If you’ve got multiple nested folders full of images that need to be resized, you can check the Include sub-folders option. With this option disabled, Photoshop will only process images in the exact directory that you specify.
Step 2: Select the location to save processed images
This step is quite simple: you need to choose a place to store the resized images created by the Image Processor.
I recommend that you create a new folder named “Resized Images” or something similar so that you can keep them separate from the originals without getting confused about which is which.
You can also choose to save the files in the same location, but the Image Processor won’t rename your files, so you’ll end up overwriting the originals with the newly resized versions.
This might seem like a timesaver, but if something goes wrong (unlikely, but it’s possible!) then you’ll have destroyed your original images.
If you enabled the Include sub-folders option in Step 1, you may also want to enable the Keep folder structure option in this step. This will recreate a similar folder structure in your output folder, preserving any special organization while still allowing you to resize multiple images.
Step 3: File Type
Once you’ve defined your source and saved folders, it’s time to get down to the actual resizing. Select a file type, and then check the Resize to Fit box in the appropriate row. Enter the new size you want Photoshop to use in pixels.
This is the area where the Image Processor begins to show its age. Photoshop only allows you to choose between JPG, PSD, and TIFF file formats, although I guess that most of you will be using this process to resize JPGs.

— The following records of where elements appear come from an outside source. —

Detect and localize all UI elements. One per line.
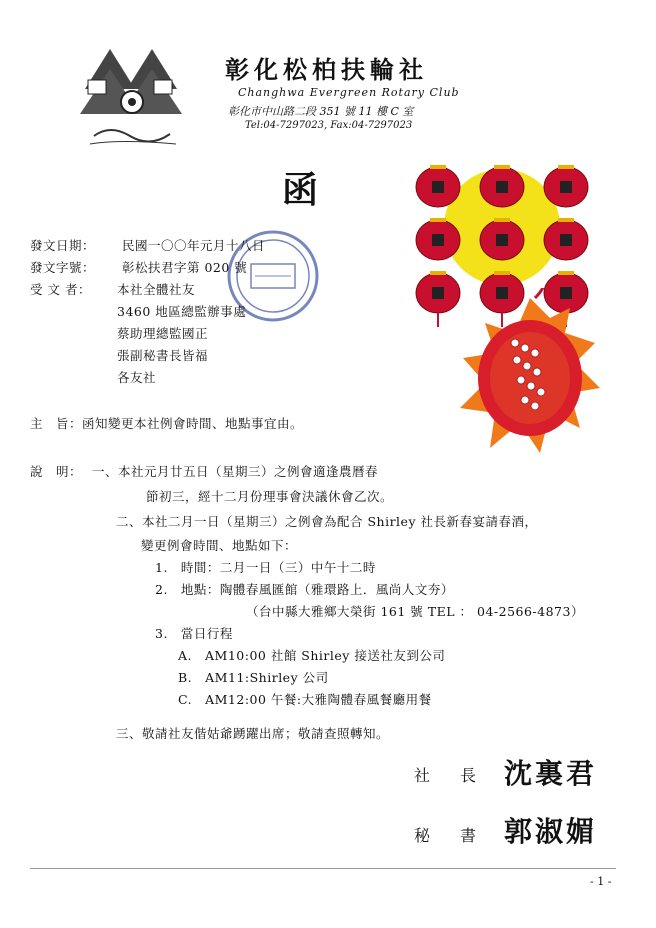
footer-divider bbox=[30, 868, 616, 869]
subject-line bbox=[30, 414, 303, 432]
doc-type-title: 函 bbox=[282, 169, 319, 211]
doc-number-label: 發文字號： bbox=[30, 260, 96, 275]
schedule-item: B. AM11:Shirley 公司 bbox=[178, 670, 329, 685]
meeting-place-address: （台中縣大雅鄉大榮街 161 號 TEL ： 04-2566-4873） bbox=[246, 604, 584, 619]
explanation-item-3: 三、敬請社友偕姑爺踴躍出席；敬請查照轉知。 bbox=[116, 726, 390, 741]
firecracker-icon bbox=[455, 288, 605, 463]
recipient-item: 張副秘書長皆福 bbox=[117, 348, 209, 363]
schedule-item: A. AM10:00 社館 Shirley 接送社友到公司 bbox=[178, 648, 446, 663]
issue-date-line bbox=[30, 236, 265, 254]
president-label: 社長 bbox=[414, 766, 507, 785]
recipient-item: 蔡助理總監國正 bbox=[117, 326, 209, 341]
meeting-time: 1. 時間：二月一日（三）中午十二時 bbox=[155, 560, 376, 575]
secretary-label: 秘書 bbox=[414, 826, 507, 845]
issue-date: 民國一〇〇年元月十八日 bbox=[122, 238, 266, 253]
recipient-item: 本社全體社友 bbox=[117, 282, 196, 297]
recipient-item: 各友社 bbox=[117, 370, 157, 385]
org-contact: Tel:04-7297023, Fax:04-7297023 bbox=[245, 120, 413, 131]
secretary-name: 郭淑媚 bbox=[504, 815, 598, 848]
page-number: - 1 - bbox=[590, 875, 612, 888]
recipient-label: 受 文 者： bbox=[30, 282, 91, 297]
schedule-item: C. AM12:00 午餐:大雅陶體春風餐廳用餐 bbox=[178, 692, 432, 707]
doc-number-line bbox=[30, 258, 247, 276]
explanation-item-2-cont: 變更例會時間、地點如下： bbox=[141, 538, 298, 553]
explanation-label: 說 明： bbox=[30, 464, 83, 479]
subject-text: 函知變更本社例會時間、地點事宜由。 bbox=[82, 416, 304, 431]
org-name: 彰化松柏扶輪社 bbox=[225, 55, 428, 84]
explanation-item-2: 二、本社二月一日（星期三）之例會為配合 Shirley 社長新春宴請春酒， bbox=[116, 514, 538, 529]
subject-label: 主 旨： bbox=[30, 416, 83, 431]
org-name-en: Changhwa Evergreen Rotary Club bbox=[238, 86, 460, 99]
recipient-item: 3460 地區總監辦事處 bbox=[117, 304, 247, 319]
meeting-place: 2. 地點：陶體春風匯館（雅環路上．風尚人文夯） bbox=[155, 582, 454, 597]
issue-date-label: 發文日期： bbox=[30, 238, 96, 253]
president-name: 沈裏君 bbox=[504, 757, 598, 790]
explanation-item-1: 一、本社元月廿五日（星期三）之例會適逢農曆春 bbox=[92, 464, 379, 479]
rotary-evergreen-logo-icon bbox=[80, 44, 184, 154]
org-address: 彰化市中山路二段 351 號 11 樓 C 室 bbox=[228, 105, 414, 118]
explanation-item-1-cont: 節初三，經十二月份理事會決議休會乙次。 bbox=[146, 489, 394, 504]
doc-number: 彰松扶君字第 020 號 bbox=[122, 260, 248, 275]
schedule-title: 3. 當日行程 bbox=[155, 626, 233, 641]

Still, it would be nice to have the option to resize automatically using any of the image formats that Photoshop supports – especially PNG files.
Observant image editors will notice that it’s actually possible to output to all three formats at once with different resize dimensions, although I’m not sure how often you’ll need or want this feature.
Step 4: Preferences
This last step is optional and allows you to add any pre-defined Action that you’ve created before the final resize operation is performed. You can also choose to include copyright info in each image’s metadata, but it’s only a basic text field.
I’m not sure when you’d want to apply Actions in this location instead of simply using Actions to handle resizing and saving without using the Image Processor at all, but I’m sure that there are situations when it would be useful.
Time To Run!
Take one last look over your settings, and make sure that everything is configured correctly. When you’re satisfied, click the Run button in the upper right corner of the Image Processor window.
You won’t be able to use Photoshop while it’s actually doing the image processing, so feel free to go make yourself a cup of coffee or take a meditation break while Photoshop handles all the tedious work for you. Feels good, doesn’t it?
Resizing Using Actions
It’s also possible to resize multiple images using Actions, but Actions are better suited to more complex edits with multiple steps. However, in combination with the Batch command, they do allow you to automate the resizing and saving of images in other formats such as PNG and GIF.
If you want to learn more about how to use Actions in Photoshop, there’s a dedicated guide to them available here from my PhotoshopBuzz colleague Cara.
A Final Word
There’s nothing more tedious than performing the same action hundreds of times in a row, and it’s no surprise that human error (not to mention human boredom) can quickly become a major problem when you’re processing hundreds of images.
Save yourself all of that time and aggravation by using the Image Processor to easily resize multiple images in Photoshop!